Stan zdrowia osób sprawujących najważniejsze funkcje w państwie powinien być jawny – wynika z sondażu przeprowadzonego przez Instytut Badań Pollster dla „Super Expressu”.
Dyskusja na temat jawności informacji o zdrowiu czołowych polityków w państwie wzmogła się po doniesieniach o chorobie Jarosława Kaczyńskiego. Przypomnijmy, że prezes PiS w maju trafił do szpitala z powodu problemów z kolanem. Przebywał tam przez ponad miesiąc. Przez ten czas, stan zdrowia polityka był przedmiotem licznych spekulacji.

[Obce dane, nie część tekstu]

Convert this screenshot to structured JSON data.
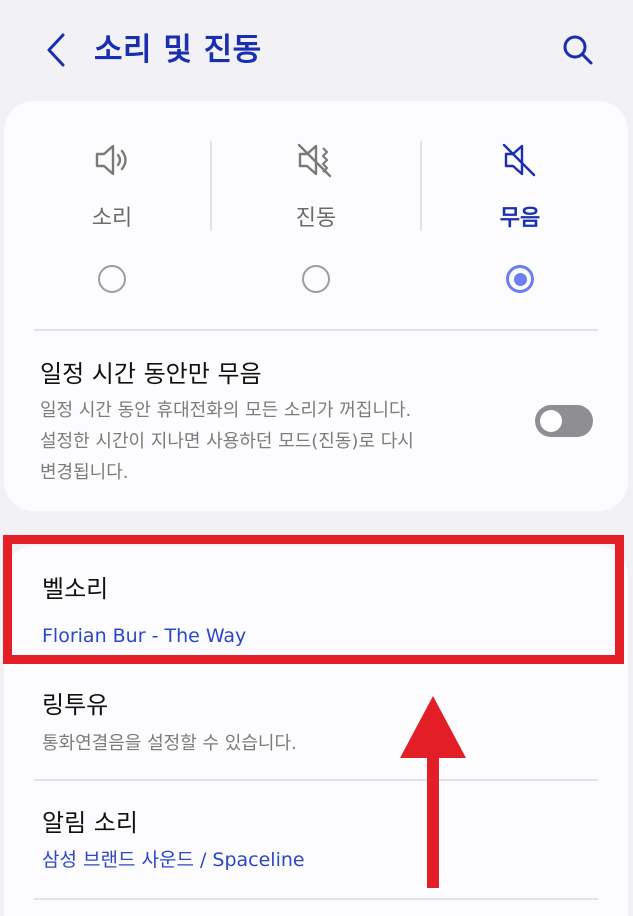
{
  "header": {
    "title": "소리 및 진동",
    "back_icon": "chevron-left-icon",
    "search_icon": "search-icon"
  },
  "modes": [
    {
      "label": "소리",
      "icon": "speaker-icon",
      "selected": false
    },
    {
      "label": "진동",
      "icon": "vibrate-icon",
      "selected": false
    },
    {
      "label": "무음",
      "icon": "mute-icon",
      "selected": true
    }
  ],
  "temporary_mute": {
    "title": "일정 시간 동안만 무음",
    "desc_line1": "일정 시간 동안 휴대전화의 모든 소리가 꺼집니다.",
    "desc_line2": "설정한 시간이 지나면 사용하던 모드(진동)로 다시",
    "desc_line3": "변경됩니다.",
    "enabled": false
  },
  "list": {
    "ringtone": {
      "title": "벨소리",
      "value": "Florian Bur - The Way"
    },
    "ringtoyou": {
      "title": "링투유",
      "desc": "통화연결음을 설정할 수 있습니다."
    },
    "notification_sound": {
      "title": "알림 소리",
      "value": "삼성 브랜드 사운드 / Spaceline"
    }
  },
  "colors": {
    "accent": "#1a2fb0",
    "link": "#2a47c8",
    "radio_selected": "#6a7ff0",
    "annotation_red": "#e31e26",
    "background": "#f2f2f6",
    "card": "#fcfcfe"
  }
}
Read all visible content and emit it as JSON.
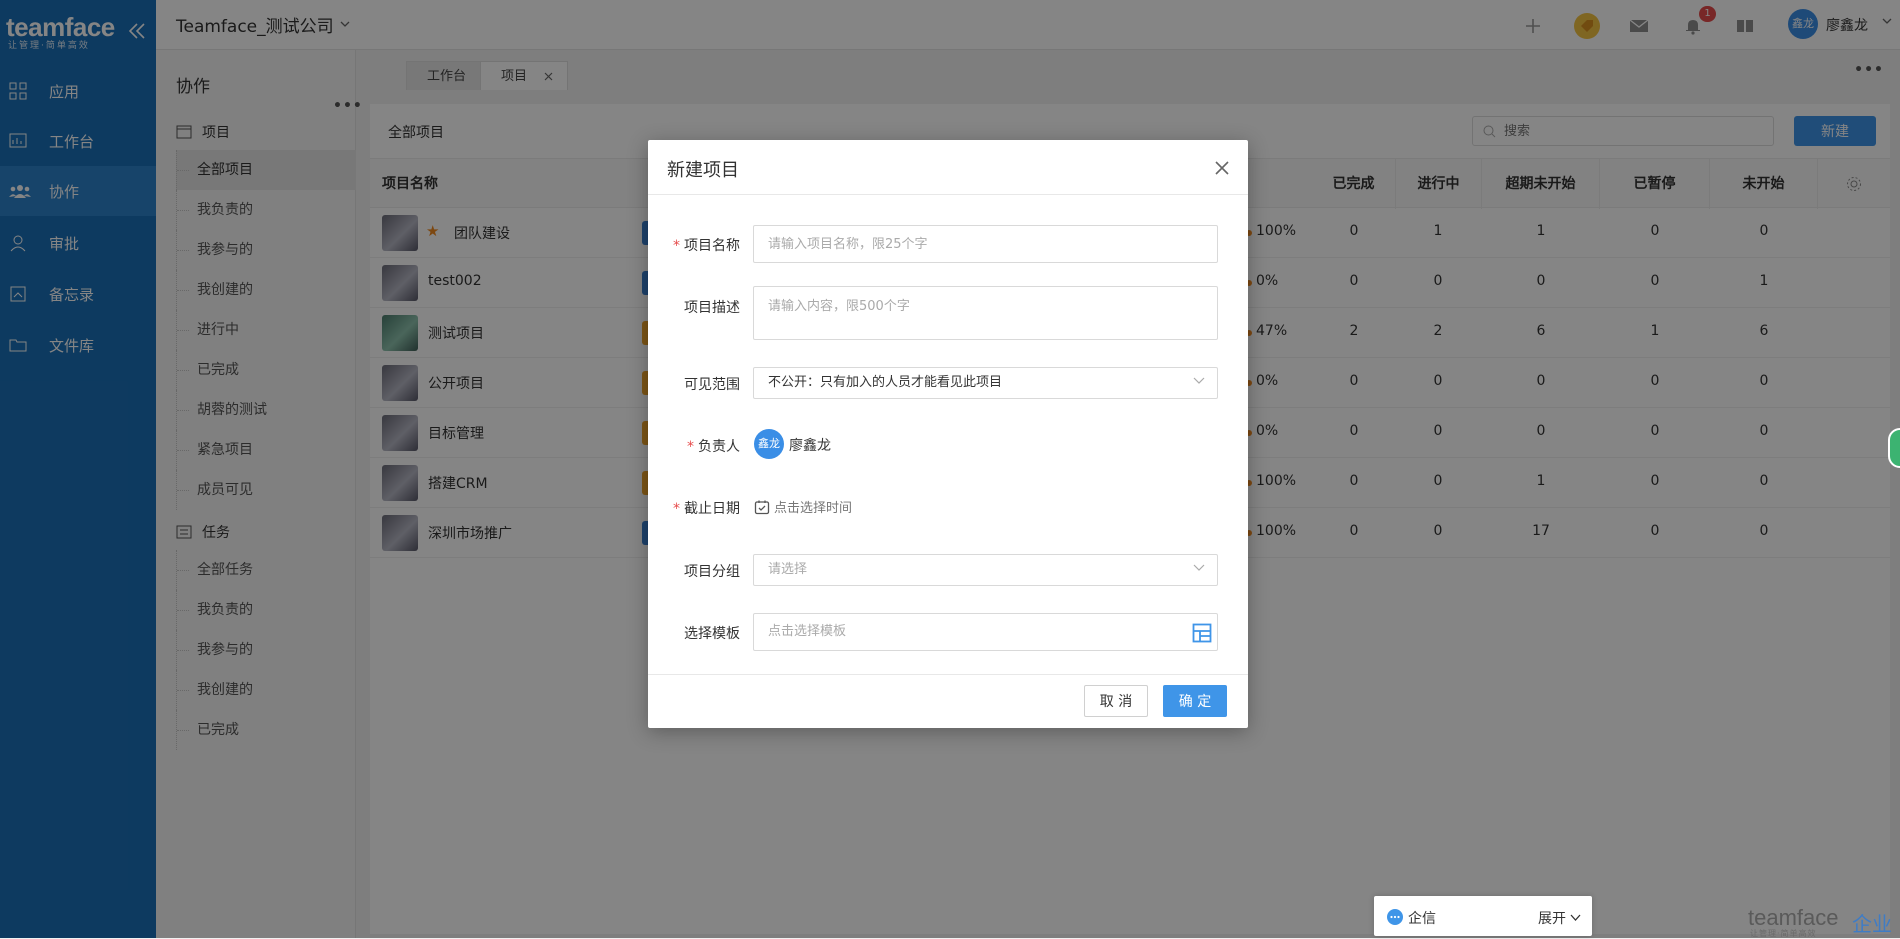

Media informowały, że Kaczyński przeszedł zabieg kolana, a następnie – po wyjściu ze szpitala – rozpoczął rehabilitację. „Miałem ostre zakażenie kolana, niebezpieczną bakterię, stąd błyskawiczne przyjęcie do szpitala” – wyjaśniał prezes PiS w wywiadzie dla „Sieci”.
Czytaj także: Jarosław Kaczyński po raz pierwszy opowiedział o swojej chorobie. \"Mam przed sobą jeszcze operację\
Sondaż SE ws. stanu zdrowia polityków
Dziennikarze „Super Expressu” postanowili dowiedzieć się, co o jawności stanu zdrowia polskich polityków sądzą Polacy. W tym celu zlecili Instytutowi Badań Pollster przeprowadzenie sondażu.
Na pytanie: „Czy informacje o zdrowiu najważniejszych polityków w państwie i liderów partii parlamentarnych powinny być jawne?”, aż 60 proc. odpowiedziało „Tak”. Przeciwnego zdania było 20 proc. osób. Również 20 proc. nie miało zdania na ten temat. Badanie przeprowadził Instytut Badań Pollster w dniach 11-12 lipca 2018 r. na próbie 1094 dorosłych Polaków.
Polacy chcą jawności stanu zdrowia Jarosława Kaczyńskiego. #zdrowieKaczyńskiego #kolanoKaczyńskiego #JarosławKaczyński https://t.co/0hELOp2vMm
— Super Express (@se_pl) 19 lipca 2018
O komentarz w tej sprawie poproszony został poseł Zjednoczonej Prawicy Arkadiusz Mularczyk. Polityk przyznaje, że ogólne informacje o stanie zdrowia najważniejszych osób w państwie mogłyby być ujawnione.
„Ogólne informacje o stanie zdrowia być może powinny być ujawniane. Ale musi być zachowany jakiś balans w tym wszystkim, żeby nie wykorzystywać takich informacji do szkodzenia politykom” – powiedział w rozmowie z „Super Expressem”.